Размышляя о сонетной форме, поэтесса полагает, что в отличие от оды («Застыла ода идолом чугунным») и от элегии («Элегия уходит со двора»), возможности сонета не исчерпаны: «Шекспир и тот не исчерпал сонета! / И ковш у родника оставил где-то...» («Не сам сонет растаял в блеске лунном...», 1958-1969). И Матвеева не раз будет обращаться к этому жанру, напишет цикл «Шекспириада» (1994), опубликует сборник «Сонеты» (1999) и попробует сформулировать жанровые особенности сонета с помощью целого ряда метафор и сравнений, удлинив сонетные строки до 6-стопного ямба («Сонет есть реплика», 1986). Тут и «горенка сонета», и песня, «широкая, как море», и «сутана, корона, меч, ярмо». Сонет – это «быстрое высказыванье в споре» «в пещерах, наших дней, где есть туннель, в котором полоска выхода чуть брезжит впереди».

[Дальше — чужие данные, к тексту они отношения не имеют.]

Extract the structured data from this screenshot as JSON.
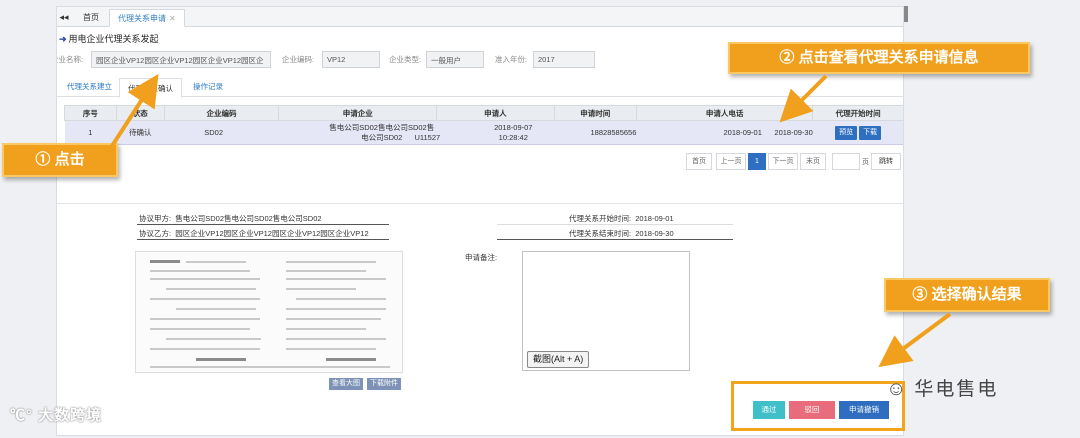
{
  "tabbar": {
    "home": "首页",
    "active_tab": "代理关系申请",
    "close": "✕"
  },
  "page_title": "用电企业代理关系发起",
  "form": {
    "company_name_label": "企业名称:",
    "company_name_value": "园区企业VP12园区企业VP12园区企业VP12园区企",
    "company_code_label": "企业编码:",
    "company_code_value": "VP12",
    "company_type_label": "企业类型:",
    "company_type_value": "一般用户",
    "entry_year_label": "准入年份:",
    "entry_year_value": "2017"
  },
  "subtabs": [
    "代理关系建立",
    "代理关系确认",
    "操作记录"
  ],
  "grid": {
    "headers": [
      "序号",
      "状态",
      "企业编码",
      "申请企业",
      "申请人",
      "申请时间",
      "申请人电话",
      "代理开始时间"
    ],
    "row": {
      "index": "1",
      "status": "待确认",
      "code": "SD02",
      "company": "售电公司SD02售电公司SD02售电公司SD02",
      "applicant": "U11527",
      "date": "2018-09-07",
      "time": "10:28:42",
      "phone": "18828585656",
      "start": "2018-09-01",
      "end": "2018-09-30",
      "preview": "预览",
      "download": "下载"
    }
  },
  "pager": {
    "first": "首页",
    "prev": "上一页",
    "current": "1",
    "next": "下一页",
    "last": "末页",
    "page_unit": "页",
    "jump": "跳转"
  },
  "detail": {
    "party_a_label": "协议甲方:",
    "party_a_value": "售电公司SD02售电公司SD02售电公司SD02",
    "party_b_label": "协议乙方:",
    "party_b_value": "园区企业VP12园区企业VP12园区企业VP12园区企业VP12",
    "start_label": "代理关系开始时间:",
    "start_value": "2018-09-01",
    "end_label": "代理关系结束时间:",
    "end_value": "2018-09-30",
    "view_large": "查看大图",
    "download_attachment": "下载附件",
    "memo_label": "申请备注:",
    "tooltip": "截图(Alt + A)"
  },
  "actions": {
    "approve": "通过",
    "reject": "驳回",
    "revoke": "申请撤销",
    "approve_color": "#3fbfc8",
    "reject_color": "#e86c7b",
    "revoke_color": "#2e6dbf"
  },
  "callouts": {
    "c1": "① 点击",
    "c2": "② 点击查看代理关系申请信息",
    "c3": "③ 选择确认结果",
    "color": "#f0a01c"
  },
  "branding": {
    "right": "华电售电",
    "left": "大数跨境"
  }
}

Поэтический путь Новеллы Матвеевой начинался не только с выбора определенных жанров, но и с поисков «несказанного» слова:

Всё сказано на свете.

Несказанного нет.

Но вечно людям светит

Несказанного свет.

Слова. Ищу их снова:

И все не те, не те...

Удар – и грянет слово,

Как выстрел по мечте.

(«Всё сказано на свете...», 1962)

Какие же слова она ищет? Порой опасается «старинных слов» (слава, чело, аллилуйя, осанна), хотя и называет их «сладчайшими» («Старинные слова», 1962-1964): «Поэт и слава – нет опасней сплава (...) / Не славлю даже славного. А то ведь / Устану славить стану славословить». Еще больше боится она штампов и старается избегать их. В стихотворении «Штамп» (1961) показано, как цветущие розы и поющий соловей у Гафиза и Саади покрылись в дальнейшем пергаментом: их образы «овдовели» и «зачахли» - «от шума штамповального станка»: «Не черта я боюсь, а трафарета: / Он глуп, смешон, но в нем – кончина света».

А через 30 лет появится «Сонет в защиту длинных слов» (1997), в котором звучит авторское признание: «А мне по вкусу длинные слова и утверждается, что в «реченье продолжительного склада» мысль становится более весомой, почти как поступок.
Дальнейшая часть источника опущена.